My Resignation From Playing Church


I have been working in churches and ministry full time in an "official" capacity for the last 13 years.  I have seen a lot of things--both good and bad, silly and serious, stories I repeat over & over and some things that will only remain in the recesses of my memory.  There have been days when I want to quit and days where I feel like I don't want to sleep for fear of missing something amazing that God is up to.  There are moments when I fail miserably and moments where I can only claim "by the grace of God."  There are days when I want to shout from the roof tops & tell the beautiful kingdom stories and days that I am so horribly confused & struggle to see light in darkness.  Each and every day, I thank God for the people that He has put in my path and the amazing things they show me about His love, mercy, grace, and forgiveness.

Big churches.  Small churches.  Congregations filled with old people.  Some with only young people.  And everything in between.  Lives ruined by the cross & the empty tomb.  People about the work of the kingdom.  People trying to make it through the day.  Some who are passionate.  Some who are broken.  Some that can't connect what is happening in worship to lives outside the church building.

And yet how often, do we get caught up in the doing?  In the committees and teams, in the questions about money, making people happy, playing the game, about trying to be the next best thing, to be innovative, creative, and on the cutting edge?  To be about missional, intentional, and relational ministry.

How often are we are blinded by our own passion and short sightedness that we forget the call of the kingdom?  The real good news?  If the Son of Man came to seek and save the lost, then what are we doing?  Is there a chapter that goes by in the Gospels that does not break into our misguided thinking and show us anything other than Jesus stopping to care for those who screw up, the outsider, the lost, the sinner, those written off as  unimportant, the hurting, and those who have been broken by the yoke of oppression?

To you who are broken.  To you who are among the least.  To those who will never read my ramblings.  You are not forgotten.  My heart breaks because I will always mess this up, stumble and fall, more than I will get it right.  Forgive my sin.  But on the days when I get it wrong, please know that God has not forgotten you.  He has heard your cry.  And on the days when I get it right?  Please see me as nothing more than the faintest, poor image in a mirror of what real love is.  For God has literally shaken the heavens and moved the earth for you to know His love.  My earnest prayer is that I will never be dissuaded by those who seek their own gratification, piety, and self righteousness.  That instead, I would spend myself in behalf of the hungry.  That I might be counted worthy to follow in the long line of those who called themselves "Repairer of Broken Walls & Restorer of Streets with Dwellings."

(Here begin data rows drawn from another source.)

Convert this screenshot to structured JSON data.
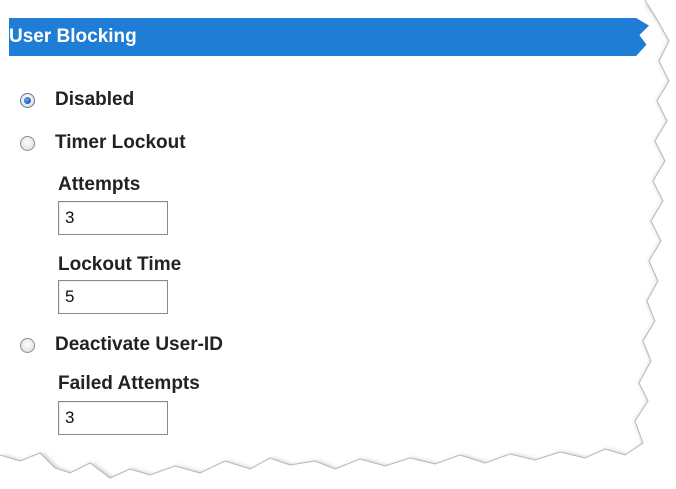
{
  "section": {
    "title": "User Blocking",
    "header_color": "#1f7dd6"
  },
  "options": [
    {
      "label": "Disabled",
      "checked": true
    },
    {
      "label": "Timer Lockout",
      "checked": false
    },
    {
      "label": "Deactivate User-ID",
      "checked": false
    }
  ],
  "timer_lockout": {
    "attempts_label": "Attempts",
    "attempts_value": "3",
    "lockout_time_label": "Lockout Time",
    "lockout_time_value": "5"
  },
  "deactivate": {
    "failed_attempts_label": "Failed Attempts",
    "failed_attempts_value": "3"
  }
}
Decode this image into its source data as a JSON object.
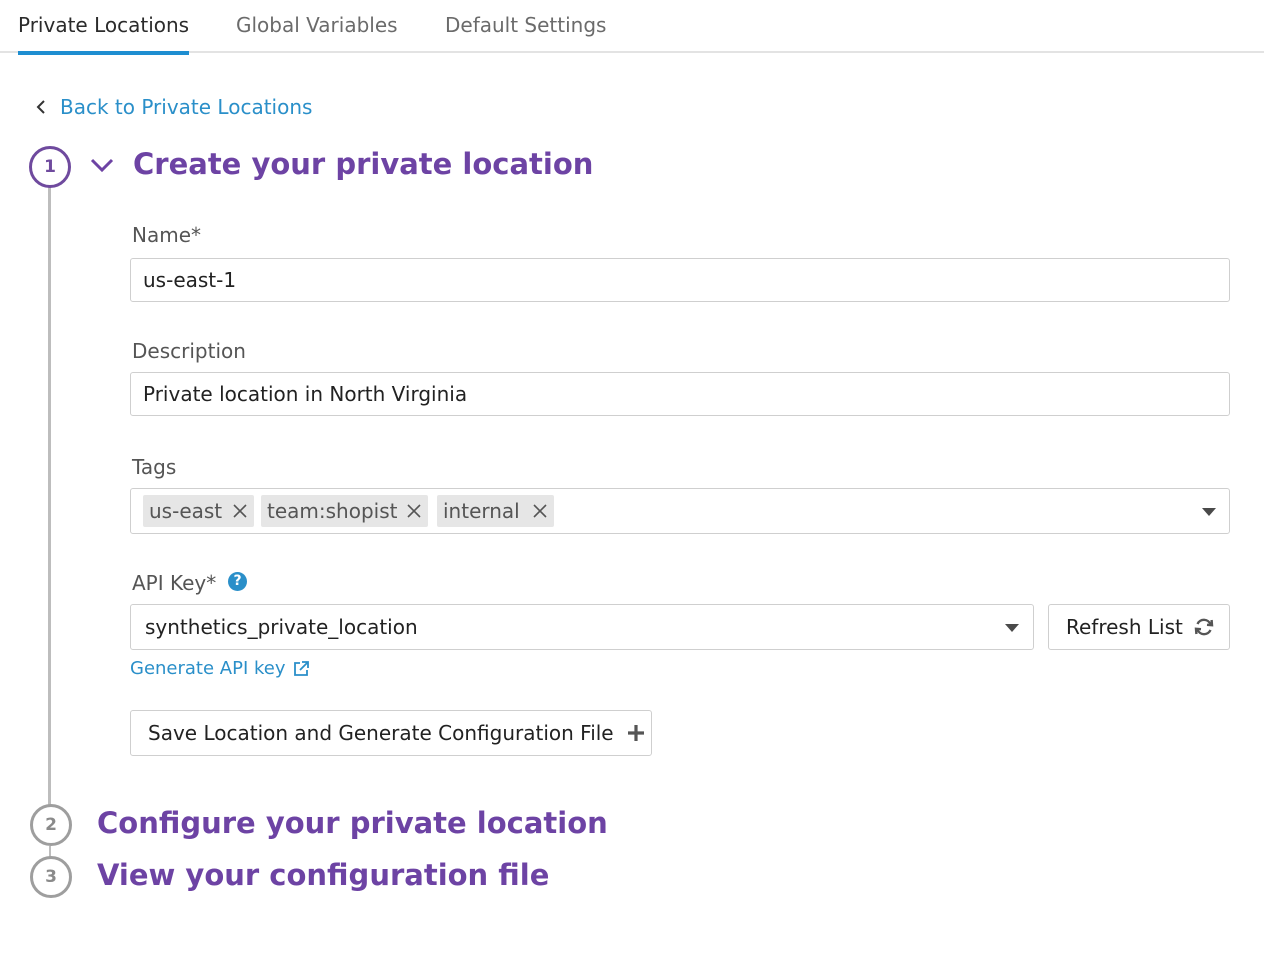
{
  "tabs": [
    {
      "label": "Private Locations",
      "active": true
    },
    {
      "label": "Global Variables",
      "active": false
    },
    {
      "label": "Default Settings",
      "active": false
    }
  ],
  "back_link": "Back to Private Locations",
  "steps": [
    {
      "number": "1",
      "title": "Create your private location",
      "expanded": true
    },
    {
      "number": "2",
      "title": "Configure your private location",
      "expanded": false
    },
    {
      "number": "3",
      "title": "View your configuration file",
      "expanded": false
    }
  ],
  "form": {
    "name_label": "Name*",
    "name_value": "us-east-1",
    "description_label": "Description",
    "description_value": "Private location in North Virginia",
    "tags_label": "Tags",
    "tags": [
      "us-east",
      "team:shopist",
      "internal"
    ],
    "api_key_label": "API Key*",
    "api_key_help": "?",
    "api_key_value": "synthetics_private_location",
    "refresh_label": "Refresh List",
    "generate_link": "Generate API key",
    "save_label": "Save Location and Generate Configuration File"
  },
  "colors": {
    "accent": "#6d43a4",
    "link": "#2a8fc9",
    "tab_underline": "#1e8ed1"
  }
}
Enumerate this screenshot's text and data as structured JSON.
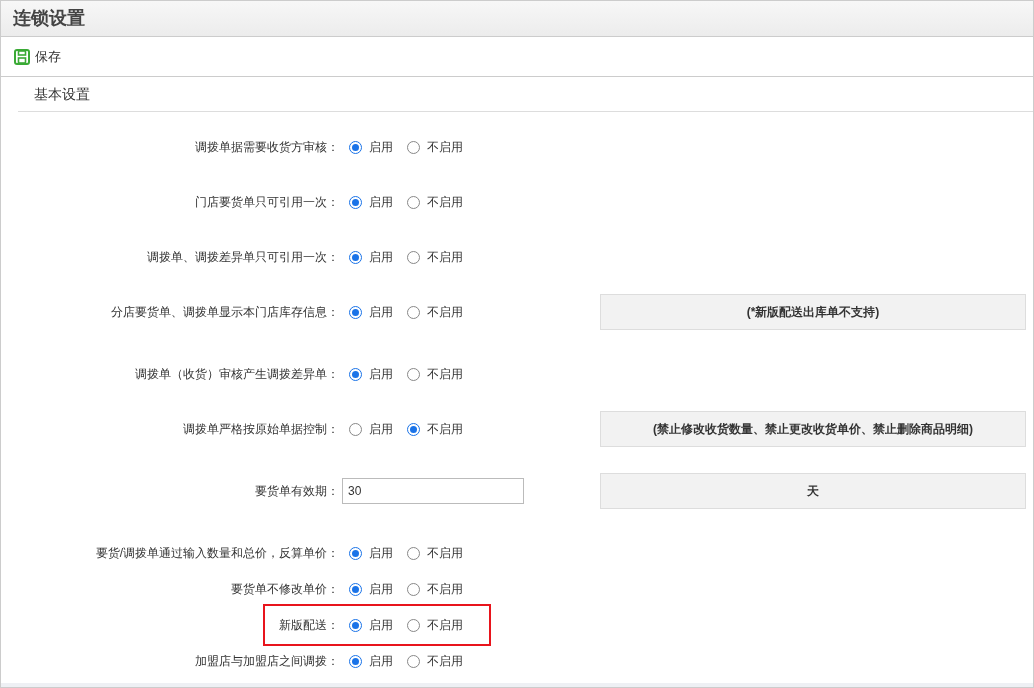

Before anyone jumps to conclusions, wonders about rumors or tries to read between the lines..  This is my own confession, not an accusation against anyone specifically or particularly.  For the real good news is that God has chosen to call us His own.  That He has adopted us into his family.  Redeemed us by his own blood.  And calls us to take part in his story.  That we are saved by grace, through faith, not of ourselves, but rather the gift of God.  Not by works so that no one may boast.

This is my resignation from playing church.

May I truly live my life as a testimony to the empty tomb.